How to Study Anomaly Detection in Cybersecurity?
Anomaly Detection in Cybersecurity
What is Anomaly Detection?
Anomaly detection is the process of identifying unusual or unexpected data points that deviate from the normal patterns in a dataset. (Sozol et al., 2024) In the context of cybersecurity, anomaly detection is used to identify potential security threats, such as cyber attacks, data breaches, or system malfunctions.
There are three main types of anomalies:
- Point/Rare Anomaly: Individual data points that fall outside the predicted value range. (Sozol et al., 2024)
- Contextual Anomaly: Data points that are anomalous with respect to their surrounding context. (Sozol et al., 2024)
- Collective Anomaly: A set of related data points that are anomalous when considered together, even if individual points are not anomalous. (Sozol et al., 2024)

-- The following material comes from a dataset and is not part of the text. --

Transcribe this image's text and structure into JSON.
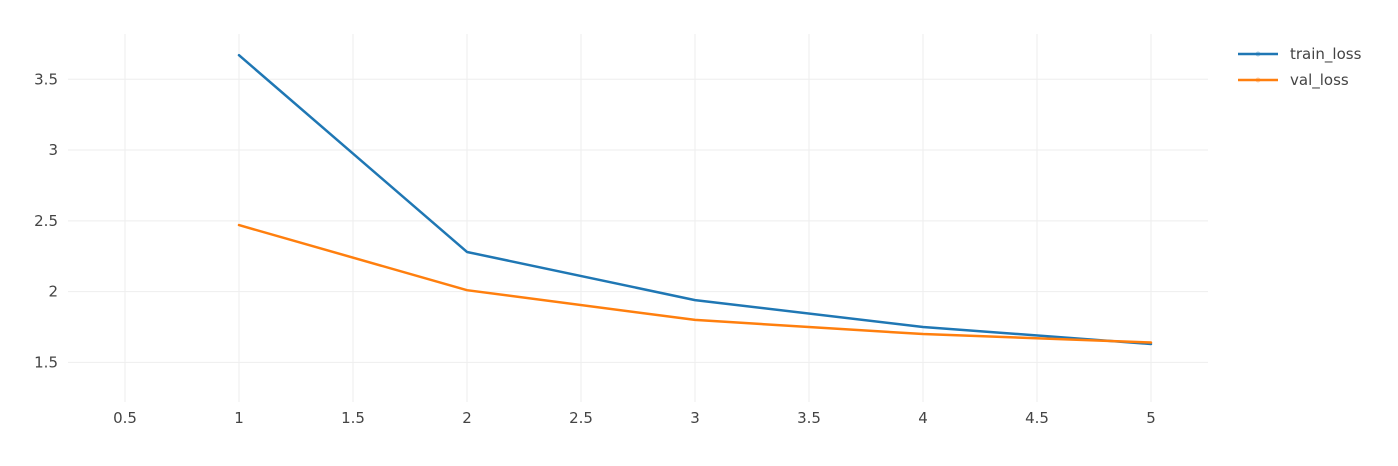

Approaches to Anomaly Detection in Cybersecurity
Traditional Anomaly Detection Methods
Early anomaly detection methods focused on identifying statistical anomalies within data, such as outliers or deviations from the norm. (Sozol et al., 2024) However, these methods often failed to detect more sophisticated cyber threats, as attackers became better at avoiding typical detection techniques. (Sozol et al., 2024)
Graph-Based Anomaly Detection
Graph-based anomaly detection techniques have gained importance as an alternative to traditional methods. These algorithms leverage the relationships between data points, represented as nodes and edges in a graph, to identify anomalies. (Sozol et al., 2024) This approach is particularly well-suited for complex datasets, such as cybersecurity databases, as it can detect anomalies that would be difficult to identify using conventional techniques. (Sozol et al., 2024)
Some key graph-based anomaly detection techniques include:
- Graph Neural Networks (GNNs): GNNs can learn the underlying patterns and relationships in graph-structured data, enabling them to detect anomalies with high accuracy and adaptability. (Sozol et al., 2024)
- Graph-Based Behavioural Anomaly Detection (GBBAD): This approach models the normal behavior of entities (e.g., users, devices) in a network as a graph and identifies anomalies based on deviations from the expected behavior. (Sozol et al., 2024)
- Behavioural Identification Graph (BIG): BIG is a graph-based technique that captures the behavioral patterns of entities in a network and uses this information to detect anomalies. (Sozol et al., 2024)
- Graph-Based Botnet Detection (GBBD): GBBD leverages graph-based approaches to identify botnets, which are networks of compromised devices used for malicious activities. (Sozol et al., 2024)
Ensemble Learning for Anomaly Detection
Ensemble learning, which combines multiple machine learning models to improve the overall performance, has also been applied to anomaly detection in cybersecurity. (Lai et al., 2023) This approach can leverage the strengths of different anomaly detection algorithms to achieve better accuracy and robustness in identifying unusual or malicious activities.
One example of an ensemble learning-based approach is the use of Bayesian hyperparameter sensitivity analysis to optimize the performance of anomaly detection models for IoT cybersecurity. (Lai et al., 2023)
Other Anomaly Detection Techniques
In addition to graph-based and ensemble learning approaches, other anomaly detection techniques have also been explored in the context of cybersecurity, such as:
- Nonlinear Time Series Analysis: This approach uses nonlinear models to analyze time series data and detect anomalies in cybersecurity applications, particularly in the context of cloud-based IoT systems. (Dwivedi, 2023)
- Variational Autoencoders: Variational autoencoders can be used to learn the normal patterns in data and identify anomalies based on the reconstruction error. (Dwivedi, 2023)
- Cooperative Co-evolution-based Feature Selection: This technique combines feature selection and anomaly detection to improve the performance of anomaly detection models in cybersecurity datasets. (Dwivedi, 2023)
Applying Anomaly Detection in Cybersecurity
Anomaly detection techniques can be applied in various cybersecurity domains, including:
- Intrusion Detection: Identifying unusual network traffic or system behavior that may indicate a cyber attack. (Lai et al., 2023)
- Fraud Detection: Detecting fraudulent activities, such as unauthorized access or financial transactions. (Lai et al., 2023)
- Malware Detection: Identifying anomalous behavior or patterns that may indicate the presence of malware. (ALmojel & Mishra, 2024)
- IoT Security: Monitoring IoT devices and networks for unusual activities that could indicate a security breach. (Lai et al., 2023)
- Connected Car Security: Detecting location anomalies that may suggest a cyber attack on a connected vehicle. (Wang et al., 2024)
The effectiveness of anomaly detection in cybersecurity depends on factors such as the availability and quality of data, the choice of appropriate detection algorithms, and the ability to interpret and respond to detected anomalies. (Sozol et al., 2024) Ongoing research and development in this field aim to address these challenges and improve the overall cybersecurity posture.